Now, in 2022, I find myself filled with a disquieting rage at how dangerous the world is for women – whether it is violence directed at women, messaging that sends conflicting messages to men and women about everything from how they dress to sexual expression, less pay for the same work as men, double standards and pointing blame at women for violence inflicted upon them. Attempts through the centuries to keep women at home, subjugated to men. Naming women as witches, creating impossible scenarios to “prove” themselves, to do them harm – to drown them, burn them at the stake or other acts of violence to kill them and intimidate everyone else. I am reminded of this meme that goes around social media from time to time: why were we taught to fear the witches and not the oppressors? Because of the violence and intimidation. It was easier and safer to cower in the shadows than stand up for and with each other. We would be next.

It is hard for me to comprehend and experience, as a middle-class white woman living in a pretty safe city, province, and country, in a decade-long relationship with a partner who also stands for equal rights, how challenging it is to change these social norms, these circumstances of oppression. I know it is even harder for women of colour, for women in poverty or with less social standing, although domestic violence and oppression do not discriminate. It is harder for women who live in parts of the world where they have even less control over their own sovereignty.

I fail to understand how women, in my view, vote against their own best interests, voting against reproductive and other rights, like voting rights, that could grant them more equal status in society. Or how in some societies, mothers and grandmothers will actively participate in the female genital mutilation (FGM) of their daughters, actually and actively doing them harm. Although I do understand it is a worldview perpetuated in patriarchal systems where girls are supposed to be “protected” by their fathers until they are handed off into the protection of their husbands.
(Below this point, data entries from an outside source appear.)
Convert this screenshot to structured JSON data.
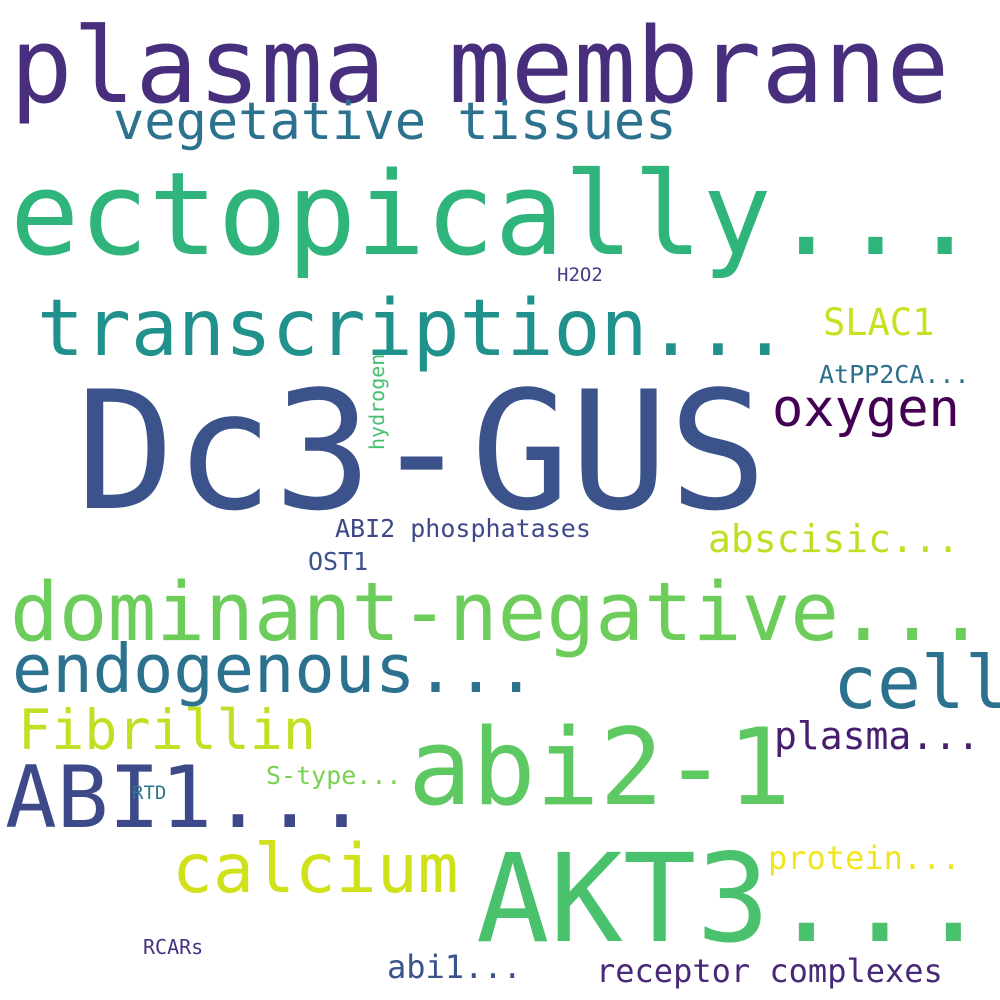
{
  "words": {
    "w0": {
      "text": "plasma membrane",
      "color": "#472f7d"
    },
    "w1": {
      "text": "vegetative tissues",
      "color": "#2c728e"
    },
    "w2": {
      "text": "ectopically...",
      "color": "#2fb47c"
    },
    "w3": {
      "text": "H2O2",
      "color": "#433e85"
    },
    "w4": {
      "text": "transcription...",
      "color": "#21918c"
    },
    "w5": {
      "text": "SLAC1",
      "color": "#c8e020"
    },
    "w6": {
      "text": "AtPP2CA...",
      "color": "#2d708e"
    },
    "w7": {
      "text": "oxygen",
      "color": "#440154"
    },
    "w8": {
      "text": "hydrogen",
      "color": "#44bf70"
    },
    "w9": {
      "text": "Dc3-GUS",
      "color": "#3b528b"
    },
    "w10": {
      "text": "ABI2 phosphatases",
      "color": "#3e4989"
    },
    "w11": {
      "text": "abscisic...",
      "color": "#bddf26"
    },
    "w12": {
      "text": "OST1",
      "color": "#3b528b"
    },
    "w13": {
      "text": "dominant-negative...",
      "color": "#6ccd5a"
    },
    "w14": {
      "text": "endogenous...",
      "color": "#2c728e"
    },
    "w15": {
      "text": "cell",
      "color": "#2c728e"
    },
    "w16": {
      "text": "Fibrillin",
      "color": "#c2df23"
    },
    "w17": {
      "text": "plasma...",
      "color": "#481f70"
    },
    "w18": {
      "text": "abi2-1",
      "color": "#5ec962"
    },
    "w19": {
      "text": "ABI1...",
      "color": "#3e4989"
    },
    "w20": {
      "text": "S-type...",
      "color": "#7ad151"
    },
    "w21": {
      "text": "RTD",
      "color": "#2a788e"
    },
    "w22": {
      "text": "calcium",
      "color": "#d0e11c"
    },
    "w23": {
      "text": "AKT3...",
      "color": "#4ac16d"
    },
    "w24": {
      "text": "protein...",
      "color": "#f1e51d"
    },
    "w25": {
      "text": "RCARs",
      "color": "#46337f"
    },
    "w26": {
      "text": "abi1...",
      "color": "#3b528b"
    },
    "w27": {
      "text": "receptor complexes",
      "color": "#482878"
    }
  }
}
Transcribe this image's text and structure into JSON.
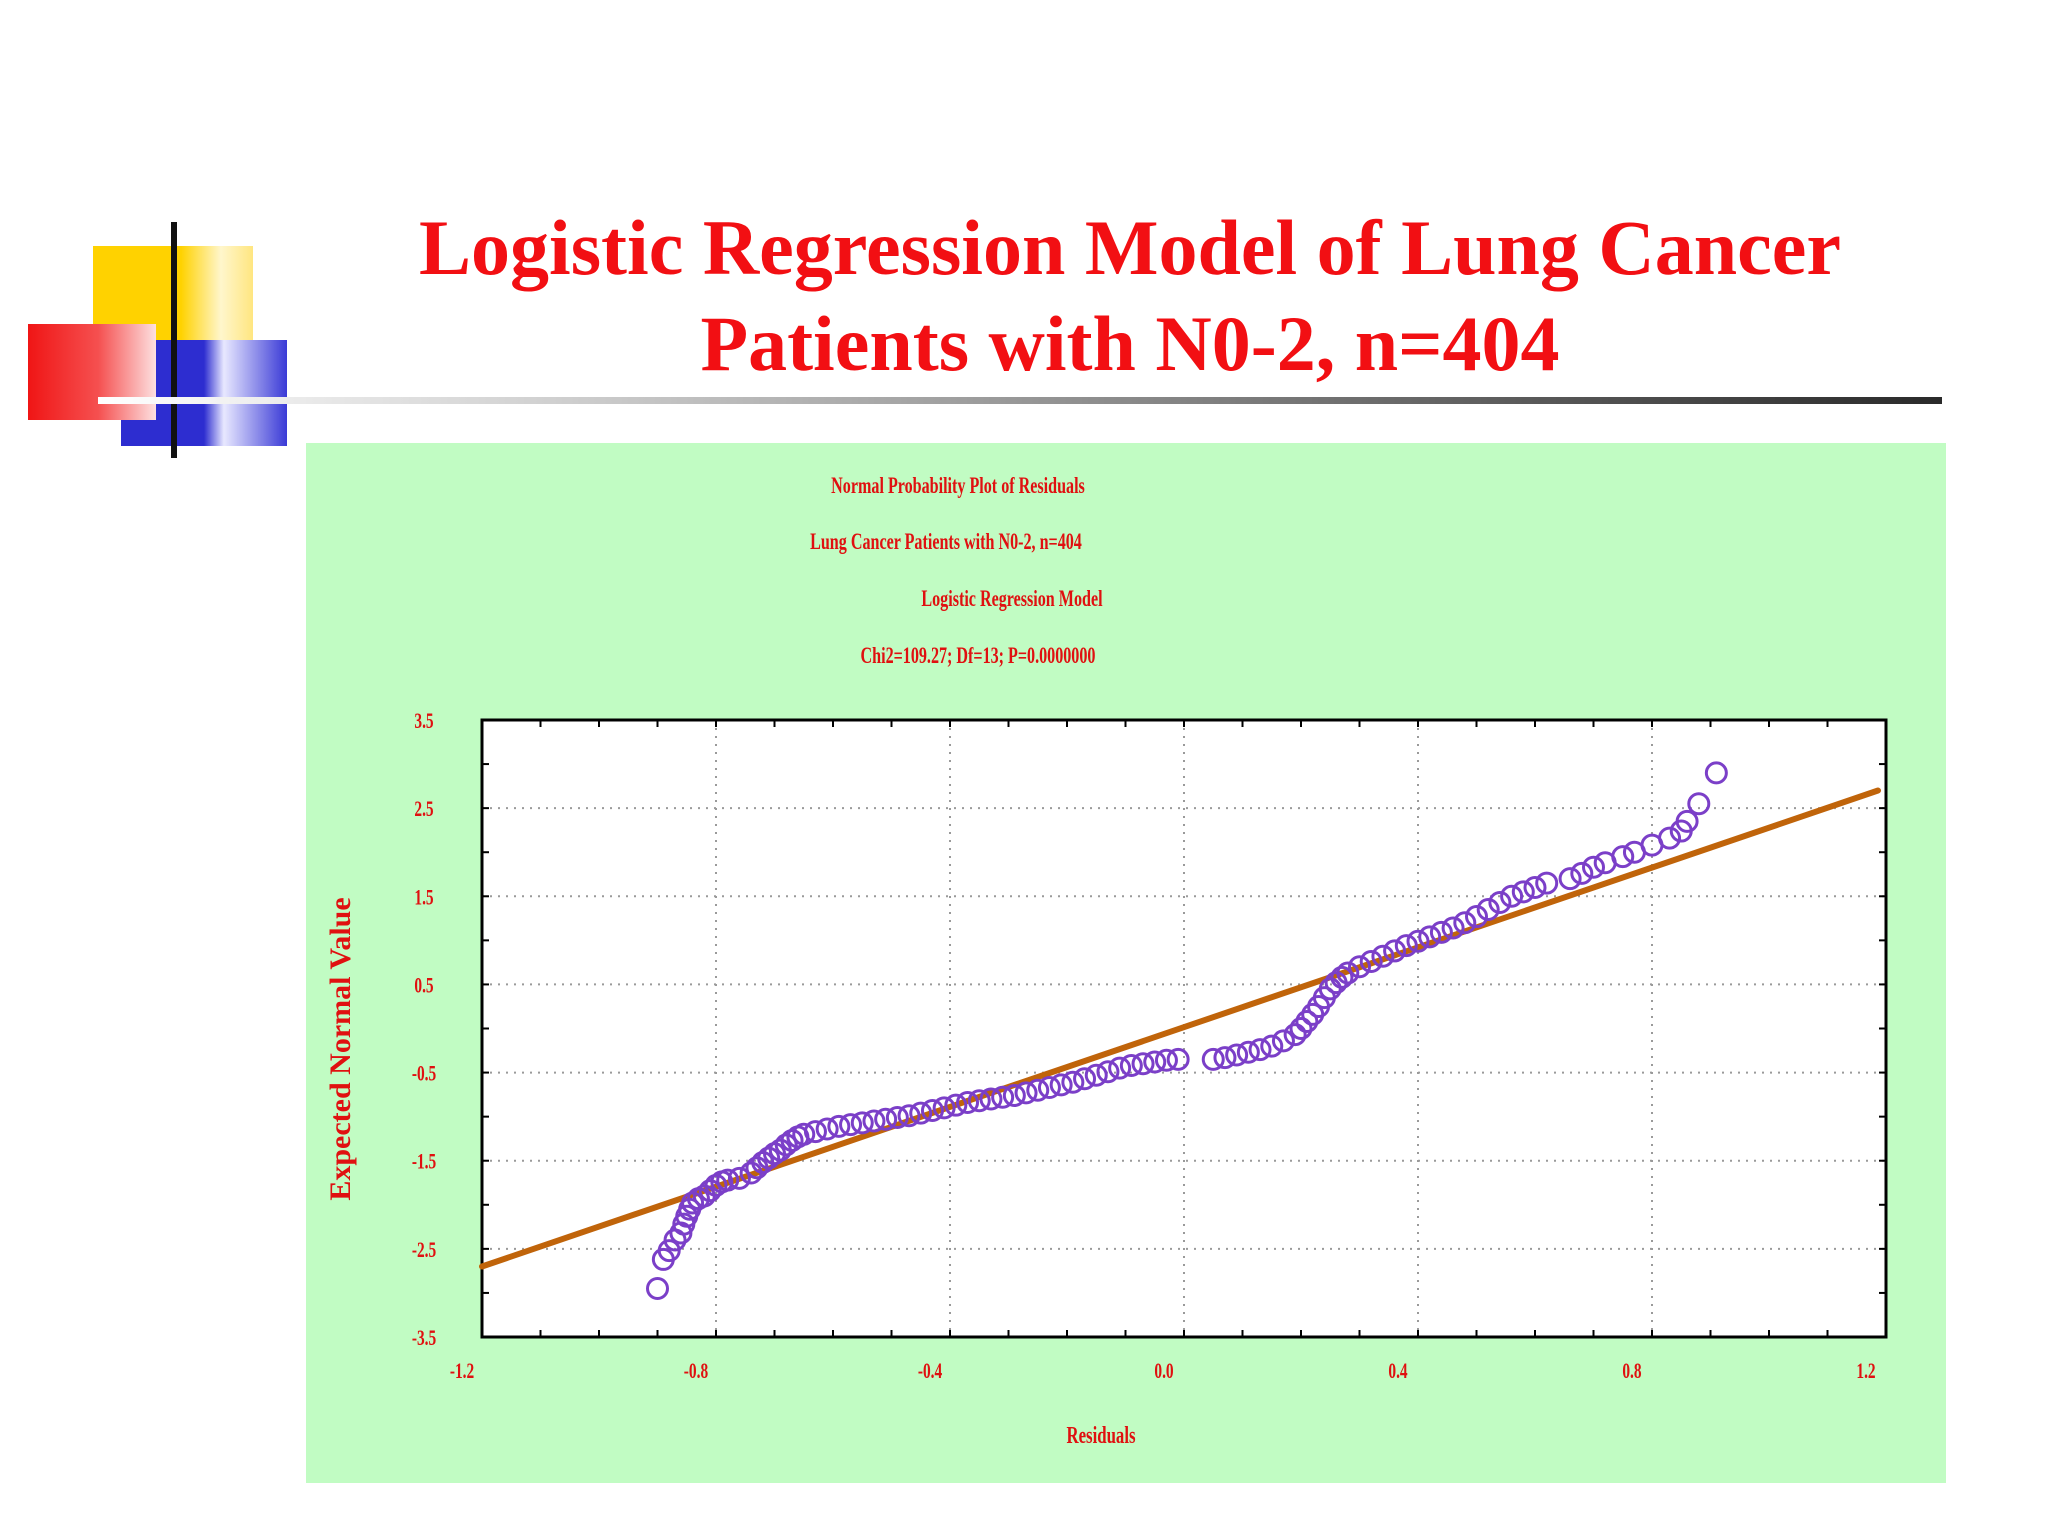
{
  "slide": {
    "title_line1": "Logistic Regression Model of Lung Cancer",
    "title_line2": "Patients with N0-2, n=404",
    "colors": {
      "title": "#f20f13",
      "panel_bg": "#c1fcc3",
      "deco_yellow": "#ffd200",
      "deco_red": "#f01515",
      "deco_blue": "#2d2dd0",
      "rule": "#333333"
    }
  },
  "chart_data": {
    "type": "scatter",
    "title_lines": [
      "Normal Probability Plot of Residuals",
      "Lung Cancer Patients with N0-2, n=404",
      "Logistic Regression Model",
      "Chi2=109.27; Df=13; P=0.0000000"
    ],
    "xlabel": "Residuals",
    "ylabel": "Expected Normal Value",
    "xlim": [
      -1.2,
      1.2
    ],
    "ylim": [
      -3.5,
      3.5
    ],
    "xticks": [
      -1.2,
      -0.8,
      -0.4,
      0.0,
      0.4,
      0.8,
      1.2
    ],
    "xtick_labels": [
      "-1.2",
      "-0.8",
      "-0.4",
      "0.0",
      "0.4",
      "0.8",
      "1.2"
    ],
    "yticks": [
      3.5,
      2.5,
      1.5,
      0.5,
      -0.5,
      -1.5,
      -2.5,
      -3.5
    ],
    "ytick_labels": [
      "3.5",
      "2.5",
      "1.5",
      "0.5",
      "-0.5",
      "-1.5",
      "-2.5",
      "-3.5"
    ],
    "grid": true,
    "reference_line": {
      "x": [
        -1.2,
        1.2
      ],
      "y": [
        -2.7,
        2.7
      ],
      "color": "#c0640a"
    },
    "marker_color": "#7b3fc8",
    "series": [
      {
        "points": [
          [
            -0.9,
            -2.95
          ],
          [
            -0.89,
            -2.62
          ],
          [
            -0.88,
            -2.52
          ],
          [
            -0.87,
            -2.4
          ],
          [
            -0.86,
            -2.32
          ],
          [
            -0.855,
            -2.22
          ],
          [
            -0.85,
            -2.13
          ],
          [
            -0.845,
            -2.05
          ],
          [
            -0.84,
            -1.98
          ],
          [
            -0.83,
            -1.93
          ],
          [
            -0.82,
            -1.9
          ],
          [
            -0.81,
            -1.84
          ],
          [
            -0.8,
            -1.78
          ],
          [
            -0.79,
            -1.74
          ],
          [
            -0.78,
            -1.72
          ],
          [
            -0.76,
            -1.7
          ],
          [
            -0.74,
            -1.64
          ],
          [
            -0.73,
            -1.58
          ],
          [
            -0.72,
            -1.52
          ],
          [
            -0.71,
            -1.47
          ],
          [
            -0.7,
            -1.42
          ],
          [
            -0.69,
            -1.38
          ],
          [
            -0.68,
            -1.32
          ],
          [
            -0.67,
            -1.27
          ],
          [
            -0.66,
            -1.23
          ],
          [
            -0.65,
            -1.2
          ],
          [
            -0.63,
            -1.17
          ],
          [
            -0.61,
            -1.14
          ],
          [
            -0.59,
            -1.11
          ],
          [
            -0.57,
            -1.09
          ],
          [
            -0.55,
            -1.07
          ],
          [
            -0.53,
            -1.05
          ],
          [
            -0.51,
            -1.03
          ],
          [
            -0.49,
            -1.01
          ],
          [
            -0.47,
            -0.99
          ],
          [
            -0.45,
            -0.96
          ],
          [
            -0.43,
            -0.93
          ],
          [
            -0.41,
            -0.9
          ],
          [
            -0.39,
            -0.87
          ],
          [
            -0.37,
            -0.84
          ],
          [
            -0.35,
            -0.82
          ],
          [
            -0.33,
            -0.8
          ],
          [
            -0.31,
            -0.78
          ],
          [
            -0.29,
            -0.76
          ],
          [
            -0.27,
            -0.73
          ],
          [
            -0.25,
            -0.7
          ],
          [
            -0.23,
            -0.67
          ],
          [
            -0.21,
            -0.64
          ],
          [
            -0.19,
            -0.61
          ],
          [
            -0.17,
            -0.57
          ],
          [
            -0.15,
            -0.53
          ],
          [
            -0.13,
            -0.49
          ],
          [
            -0.11,
            -0.45
          ],
          [
            -0.09,
            -0.42
          ],
          [
            -0.07,
            -0.4
          ],
          [
            -0.05,
            -0.38
          ],
          [
            -0.03,
            -0.36
          ],
          [
            -0.01,
            -0.35
          ],
          [
            0.05,
            -0.35
          ],
          [
            0.07,
            -0.33
          ],
          [
            0.09,
            -0.3
          ],
          [
            0.11,
            -0.27
          ],
          [
            0.13,
            -0.24
          ],
          [
            0.15,
            -0.2
          ],
          [
            0.17,
            -0.14
          ],
          [
            0.19,
            -0.07
          ],
          [
            0.2,
            0.0
          ],
          [
            0.21,
            0.08
          ],
          [
            0.22,
            0.16
          ],
          [
            0.23,
            0.25
          ],
          [
            0.24,
            0.35
          ],
          [
            0.25,
            0.45
          ],
          [
            0.26,
            0.52
          ],
          [
            0.27,
            0.58
          ],
          [
            0.28,
            0.63
          ],
          [
            0.3,
            0.7
          ],
          [
            0.32,
            0.76
          ],
          [
            0.34,
            0.82
          ],
          [
            0.36,
            0.88
          ],
          [
            0.38,
            0.94
          ],
          [
            0.4,
            0.99
          ],
          [
            0.42,
            1.04
          ],
          [
            0.44,
            1.09
          ],
          [
            0.46,
            1.14
          ],
          [
            0.48,
            1.2
          ],
          [
            0.5,
            1.27
          ],
          [
            0.52,
            1.35
          ],
          [
            0.54,
            1.43
          ],
          [
            0.56,
            1.5
          ],
          [
            0.58,
            1.55
          ],
          [
            0.6,
            1.6
          ],
          [
            0.62,
            1.65
          ],
          [
            0.66,
            1.7
          ],
          [
            0.68,
            1.76
          ],
          [
            0.7,
            1.83
          ],
          [
            0.72,
            1.88
          ],
          [
            0.75,
            1.95
          ],
          [
            0.77,
            2.0
          ],
          [
            0.8,
            2.08
          ],
          [
            0.83,
            2.16
          ],
          [
            0.85,
            2.24
          ],
          [
            0.86,
            2.35
          ],
          [
            0.88,
            2.55
          ],
          [
            0.91,
            2.9
          ]
        ]
      }
    ]
  }
}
Despite so many examples of how they are not always kept safe. These women are often protecting their own status and privilege – usually white – or perhaps safety in some societies, rather than advocating for rights and health of all girls and women.
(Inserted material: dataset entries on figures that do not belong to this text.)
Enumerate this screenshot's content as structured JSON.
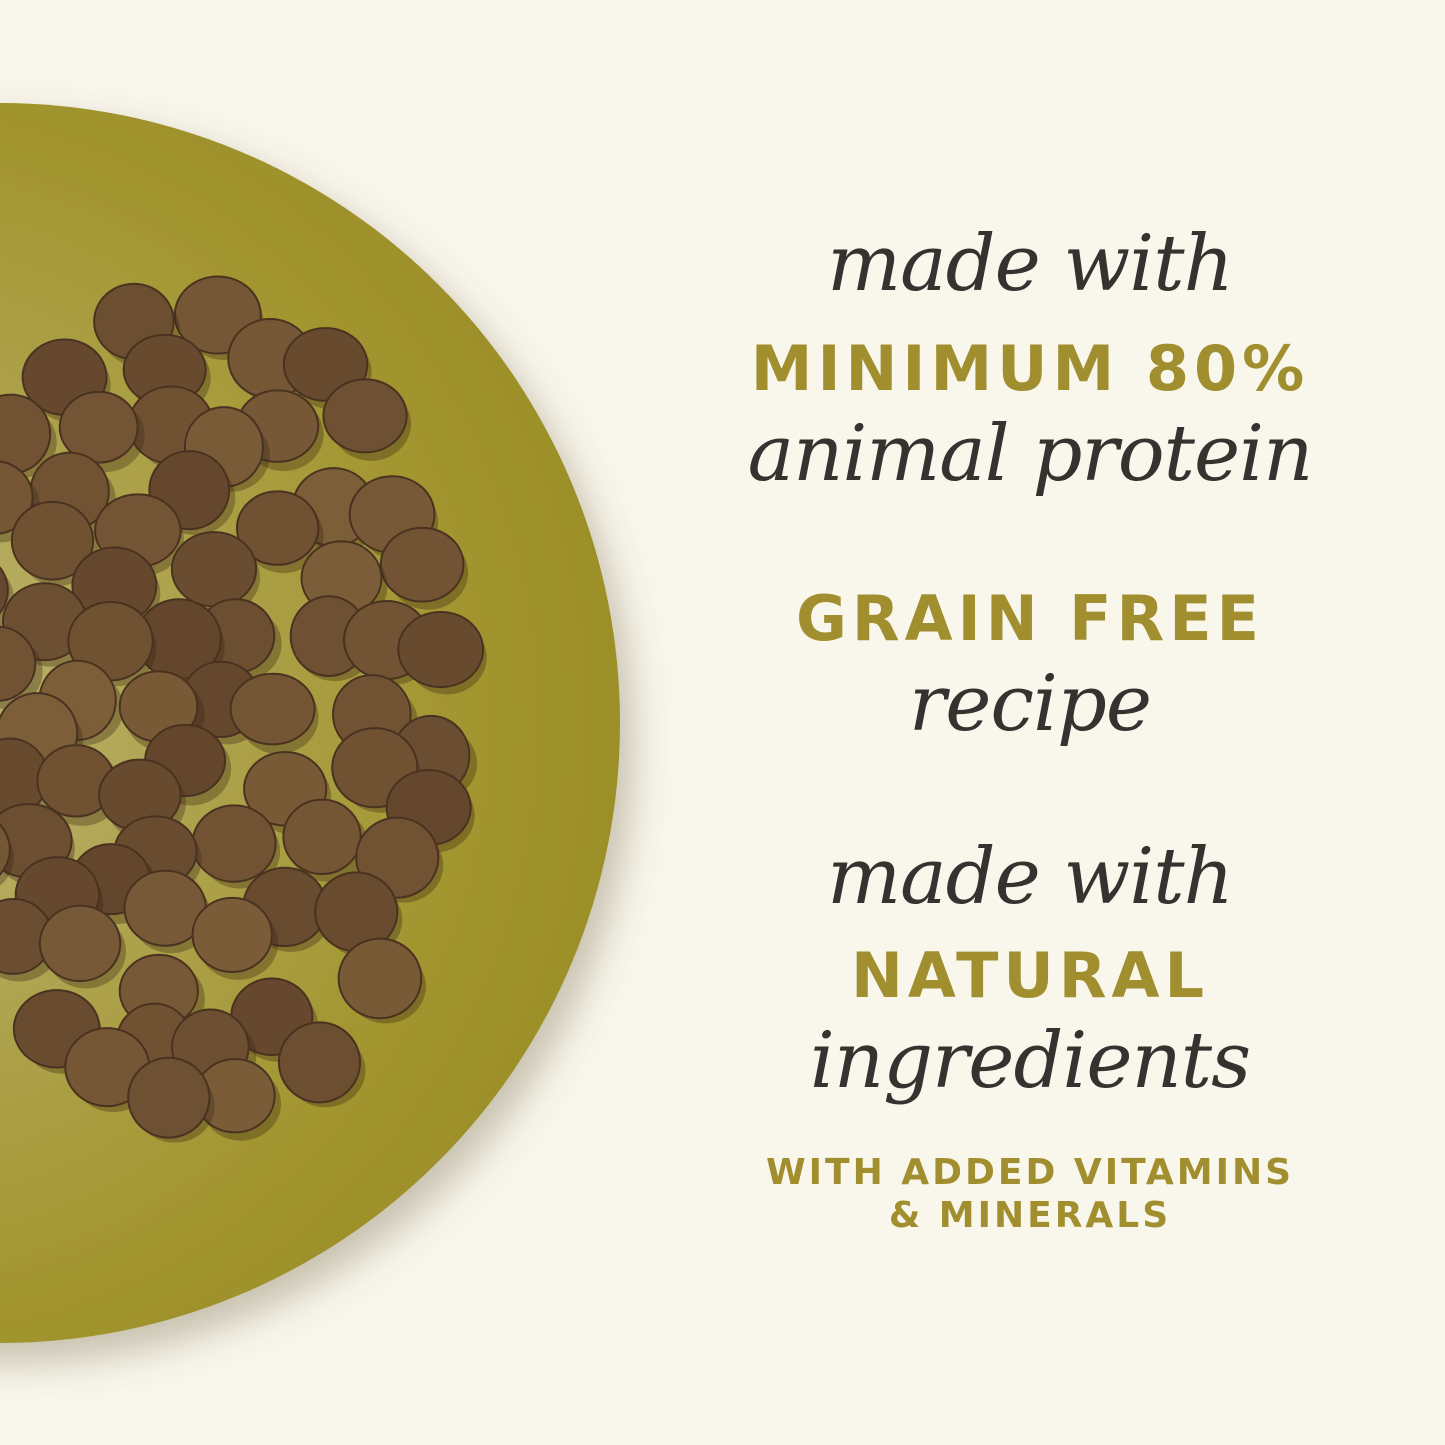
{
  "colors": {
    "background": "#f9f6ec",
    "plate": "#a99d45",
    "accent_text": "#a18f2f",
    "script_text": "#353230",
    "kibble": "#6b4a30"
  },
  "claims": [
    {
      "script_top": "made with",
      "caps": "MINIMUM 80%",
      "script_bottom": "animal protein"
    },
    {
      "caps": "GRAIN FREE",
      "script_bottom": "recipe"
    },
    {
      "script_top": "made with",
      "caps": "NATURAL",
      "script_bottom": "ingredients",
      "note_line1": "WITH ADDED VITAMINS",
      "note_line2": "& MINERALS"
    }
  ]
}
I tell myself it has not always been so. That there have been matriarchal and equalitarian societies and there are some even today but they are few. That women have been warriors and hunters as much as mothers and gatherers. But then I wonder how far back we have to go to see this, to know this. Too far.
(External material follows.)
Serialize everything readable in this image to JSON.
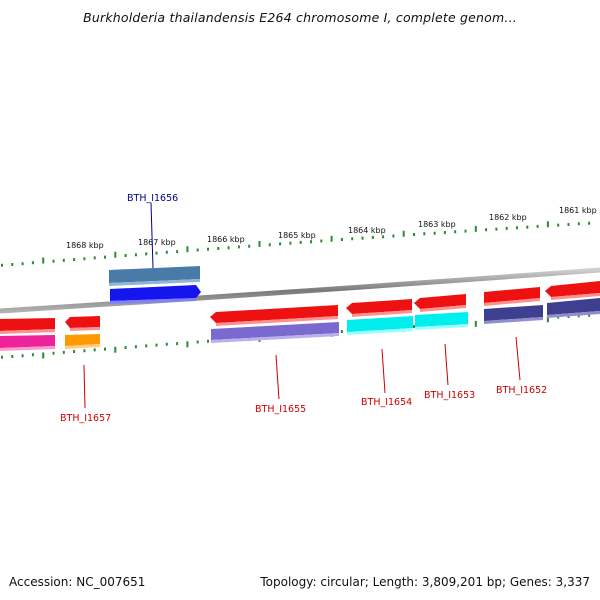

What can I do? What can we do? Continue to stand up for equality for women. I am the mother of three boys who are grown men now, two of whom are married. I know they are equal partners in marriage and child-rearing. They are advocates for their wives and families. They live and embody the kind of equality I have just assumed existed for most of us; and they make me proud.

I have not given birth to daughters but I am my daughters-in-law biggest fan and am grateful they are in my life. It is part of my life goals to always lift them up and support them in all the ways I can. Their families are my families and I am privileged to have an active role in their lives and the lives of my grandchildren.

I have a granddaughter. I am and will be her greatest champion. She already has a strong sense of self. She is one of the cuddliest children I have encountered, she loves connection – except when she doesn’t. And then she is fierce in making her desires known. And her family is fierce in protecting the boundaries she defines for herself, even as a toddler.

It is important to me to celebrate and support my female friends and colleagues. And the men who stand with us. We need each other. We need to hold each other up. We need to raise our voices and tell our stories. And we do need to fight for the fundamental freedoms that hold women equal to men, stand up against oppression in all its forms, to do what we can from where we are. It is for this reason I write. It is the least I can do.